The Super Bowl’s primal appeal

Our animal bodies yearn to leap, to yell and run, to exult over a freshly fallen foe, to storm the enemy camp to the roaring of our tribe.
But working on a computer in an office, driving a city bus, or walking the kids home from school doesn’t generate many opportunities to unleash the primal agony and ecstasy our bodies are built to deliver. That’s why we’ve created special spaces where the energetic among us can slip inside for an emotional night to rival any great hunt on the open savannah.
They’re called sports bars.
Norm Leaman has been tending bar at one of Halifax’s most popular sports bars since before anyone thought it’d be fun to watch sports in a bar. On his first shift at Oasis 44 years ago, gentlemen stopped in for a drink and live Irish folk music. But over the last 20 years, the pub has shifted from music to live sports. Leaman has watched the patrons change, too.
“The fans are more into it,” he says. “Sports has grown a lot over the years. They’re all groups of friends. The atmosphere is great.” These days, customers come dressed as if they’re ready to step through the television and play ball.
Sports bars like Oasis, HFX Sports Bar & Grill, and Boston Pizza cater to fans on both sides, which means you can be sure to encounter visible and vocal support for the bad guys. Leaman says that’s a big part of the draw: the thrill of the fight without the fight itself.

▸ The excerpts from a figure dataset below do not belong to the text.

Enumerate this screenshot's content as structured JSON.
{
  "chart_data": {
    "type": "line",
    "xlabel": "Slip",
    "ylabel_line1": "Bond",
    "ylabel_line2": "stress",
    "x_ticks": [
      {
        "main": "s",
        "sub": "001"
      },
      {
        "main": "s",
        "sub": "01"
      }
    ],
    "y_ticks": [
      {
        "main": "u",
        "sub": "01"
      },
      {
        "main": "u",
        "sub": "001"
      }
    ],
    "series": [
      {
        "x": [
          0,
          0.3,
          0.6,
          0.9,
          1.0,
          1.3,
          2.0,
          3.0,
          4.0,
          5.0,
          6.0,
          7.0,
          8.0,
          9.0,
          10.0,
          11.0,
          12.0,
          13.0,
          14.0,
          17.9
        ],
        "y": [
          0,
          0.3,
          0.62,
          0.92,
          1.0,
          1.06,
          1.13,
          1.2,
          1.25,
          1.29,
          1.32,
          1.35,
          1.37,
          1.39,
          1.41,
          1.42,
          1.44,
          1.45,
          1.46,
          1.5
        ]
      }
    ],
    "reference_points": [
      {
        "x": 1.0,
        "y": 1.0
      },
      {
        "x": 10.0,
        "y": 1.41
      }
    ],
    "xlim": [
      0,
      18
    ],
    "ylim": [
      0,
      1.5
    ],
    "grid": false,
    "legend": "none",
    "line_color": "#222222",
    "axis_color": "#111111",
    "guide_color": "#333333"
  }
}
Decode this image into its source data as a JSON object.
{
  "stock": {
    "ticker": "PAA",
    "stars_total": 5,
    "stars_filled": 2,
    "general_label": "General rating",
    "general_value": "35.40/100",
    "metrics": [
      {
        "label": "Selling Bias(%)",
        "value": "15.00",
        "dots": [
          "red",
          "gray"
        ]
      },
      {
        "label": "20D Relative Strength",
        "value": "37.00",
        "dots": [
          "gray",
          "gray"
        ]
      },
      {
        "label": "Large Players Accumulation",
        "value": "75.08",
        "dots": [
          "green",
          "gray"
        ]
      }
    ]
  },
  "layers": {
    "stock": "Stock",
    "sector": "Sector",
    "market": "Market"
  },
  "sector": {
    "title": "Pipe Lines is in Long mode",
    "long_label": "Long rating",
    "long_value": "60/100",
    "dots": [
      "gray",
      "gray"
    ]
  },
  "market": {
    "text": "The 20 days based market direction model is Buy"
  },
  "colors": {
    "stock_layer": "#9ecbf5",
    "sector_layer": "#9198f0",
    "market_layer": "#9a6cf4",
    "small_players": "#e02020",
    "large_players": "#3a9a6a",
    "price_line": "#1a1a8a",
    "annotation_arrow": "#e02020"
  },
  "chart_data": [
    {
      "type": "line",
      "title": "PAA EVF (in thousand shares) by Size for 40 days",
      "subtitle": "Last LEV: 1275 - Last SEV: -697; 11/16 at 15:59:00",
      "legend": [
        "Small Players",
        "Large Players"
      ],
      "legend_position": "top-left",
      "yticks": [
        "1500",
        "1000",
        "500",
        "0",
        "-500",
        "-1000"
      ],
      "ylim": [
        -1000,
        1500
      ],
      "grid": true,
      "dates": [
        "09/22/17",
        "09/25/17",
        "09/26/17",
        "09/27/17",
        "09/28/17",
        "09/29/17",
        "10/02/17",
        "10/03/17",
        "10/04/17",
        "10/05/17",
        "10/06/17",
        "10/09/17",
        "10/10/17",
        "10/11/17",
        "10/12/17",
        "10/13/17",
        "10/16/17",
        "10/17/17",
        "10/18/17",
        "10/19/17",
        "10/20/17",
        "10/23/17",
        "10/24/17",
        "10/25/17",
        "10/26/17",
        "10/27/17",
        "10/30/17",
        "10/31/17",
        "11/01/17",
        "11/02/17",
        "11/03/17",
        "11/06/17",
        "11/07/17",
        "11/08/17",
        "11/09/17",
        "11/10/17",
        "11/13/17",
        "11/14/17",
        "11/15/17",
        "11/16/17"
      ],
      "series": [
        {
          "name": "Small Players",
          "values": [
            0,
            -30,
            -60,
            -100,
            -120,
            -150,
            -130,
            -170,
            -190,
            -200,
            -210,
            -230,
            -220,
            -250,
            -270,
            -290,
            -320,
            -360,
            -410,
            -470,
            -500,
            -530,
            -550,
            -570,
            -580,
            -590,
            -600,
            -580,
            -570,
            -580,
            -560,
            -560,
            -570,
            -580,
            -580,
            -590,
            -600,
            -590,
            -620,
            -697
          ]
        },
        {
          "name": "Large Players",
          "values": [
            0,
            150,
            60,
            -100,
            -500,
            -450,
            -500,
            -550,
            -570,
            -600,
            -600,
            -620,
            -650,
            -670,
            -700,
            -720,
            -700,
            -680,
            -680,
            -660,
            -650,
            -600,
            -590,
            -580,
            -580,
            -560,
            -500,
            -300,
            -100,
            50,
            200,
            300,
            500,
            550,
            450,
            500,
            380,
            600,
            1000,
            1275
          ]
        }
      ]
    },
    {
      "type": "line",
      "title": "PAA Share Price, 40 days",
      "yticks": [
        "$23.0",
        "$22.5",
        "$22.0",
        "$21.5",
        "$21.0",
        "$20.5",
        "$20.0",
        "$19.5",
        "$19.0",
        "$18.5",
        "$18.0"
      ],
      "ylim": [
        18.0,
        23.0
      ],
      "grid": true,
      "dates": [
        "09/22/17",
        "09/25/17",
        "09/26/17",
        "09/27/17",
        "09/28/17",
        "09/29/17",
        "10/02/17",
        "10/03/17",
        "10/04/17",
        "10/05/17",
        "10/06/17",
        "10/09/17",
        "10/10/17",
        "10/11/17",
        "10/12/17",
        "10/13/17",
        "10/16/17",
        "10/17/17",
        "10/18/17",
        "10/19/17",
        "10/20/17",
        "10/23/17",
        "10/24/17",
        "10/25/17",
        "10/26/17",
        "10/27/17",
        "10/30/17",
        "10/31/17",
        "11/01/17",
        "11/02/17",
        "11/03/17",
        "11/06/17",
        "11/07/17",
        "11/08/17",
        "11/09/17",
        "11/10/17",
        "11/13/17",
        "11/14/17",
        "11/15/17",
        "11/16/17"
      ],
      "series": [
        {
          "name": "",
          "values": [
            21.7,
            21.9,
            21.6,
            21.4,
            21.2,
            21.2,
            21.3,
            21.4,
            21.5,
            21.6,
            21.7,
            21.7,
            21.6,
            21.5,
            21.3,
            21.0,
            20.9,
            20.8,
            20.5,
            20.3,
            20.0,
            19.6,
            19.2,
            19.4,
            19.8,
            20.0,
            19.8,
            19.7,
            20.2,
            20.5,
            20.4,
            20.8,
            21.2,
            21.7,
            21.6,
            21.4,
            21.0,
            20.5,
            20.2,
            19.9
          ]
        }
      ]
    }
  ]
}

Research backs him up. Dr. Susan Krauss Whitbourne, a professor of psychological studies at the University of Massachusetts Amherst, has found that when people watch live sports in groups (at bars and in the stands), even people who are ordinarily reserved and shy will explode with “bursts of exhibitionism.”
We leap out of our seats, yell, and stampede in place as our brains blast us with all the drugs evolution has discovered. When you see Odell Beckham Jr. sprint for the end zone, your brain fires the same neural pathways as it would if you were the one running for glory.
Other studies have tested the spirit of fans watching live sports and the people actually playing them. In both cases, the lab finds a 20-per-cent jump in testosterone levels. Pleasant dopamine and exciting adrenaline pump through your body when Sidney Crosby finds the back of the net. Crosby benefits too, as studies have shown home-field advantage is real, likely in part because the players hear the crowd and their bodies respond. That may be why broadcasters make a point to show packed bars cheering for teams playing away games.
There’s a reason why people always sit in the same seats, wear the same hats, and take other superstitious steps to ensure they do their part for the victory. Great behavioural psychologist B.F. Skinner studied pigeons. He built Skinner boxes, put the birds inside, and randomly delivered rewards. The pigeons were under the impression they controlled the delivery of rewards and sought desperately to work out how. One always turned in a circle and then pecked right. Another learned to play “Take Me Out to the Ballgame” on a xylophone.
A sports bar is a Skinner box for humans. You may now proudly see yourself as kin to that pigeon, safe in the truthiness of knowing you helped your team to victory.
A few doors down from Oasis sits Bubba Ray’s Sports Bar. It’s got the prime Spring Garden Road spot, and branches near Fairview, Bedford, Truro, and Moncton. Manager Christine McCall says there are pragmatic reasons to leave the comfort of your home to watch the big game in the bar. They subscribe to all the costly sports packages so you can watch every game – and spend your money on more important things. “We always have pitcher deals and they love our wings,” she says.
Like Leaman, she says the biggest draws these days are the NFL on Sundays, the NHL for Saturday’s Hockey Night in Canada, big soccer matches, and mixed martial arts.
“UFC usually brings in people and we never charge a cover for that,” she says, saving fans the $60 or so a pay-per-view costs at home.
Unlike other bar-popular sports, the UFC draws female and male fans in near-equal numbers. UFC regularly bills women competitors as high as men. At UFC 205 in Madison Square Garden last fall, 40 per cent of the card was fought in the women’s divisions, proving those dopamine dumps and adrenaline rushes course through all our veins and brains.
“[NFL games] get intense,” McCall says. “Especially if New England is playing. They’re all crying at the end of the game.”
Psychologist Edward Hirt noticed that too and wondered why we watch live sports when half of us will leave with a loss every time. Why did Chicago Cubs fans cheer their team for that long, lost century between World Series wins? Hirt found it’s less to do with the players on the field and more with the people in the stands and pubs.
We hunted and warred in groups, and you need to know those with you will stay with you through thick and thin. It’s rare for a player to stick with one team his whole career, but common for a fan. That’s who we want to see in the pubs: old friends and strangers who cheer for the same side. It’s a different pleasure to live in Leafs Nation, five decades into the drought.
It’s a thrill Norm Leaman still loves, 44 years into his Oasis of sports. What does he do when he’s got the night off and a big game is on? “I come here,” he laughs. “I come right to my bar.”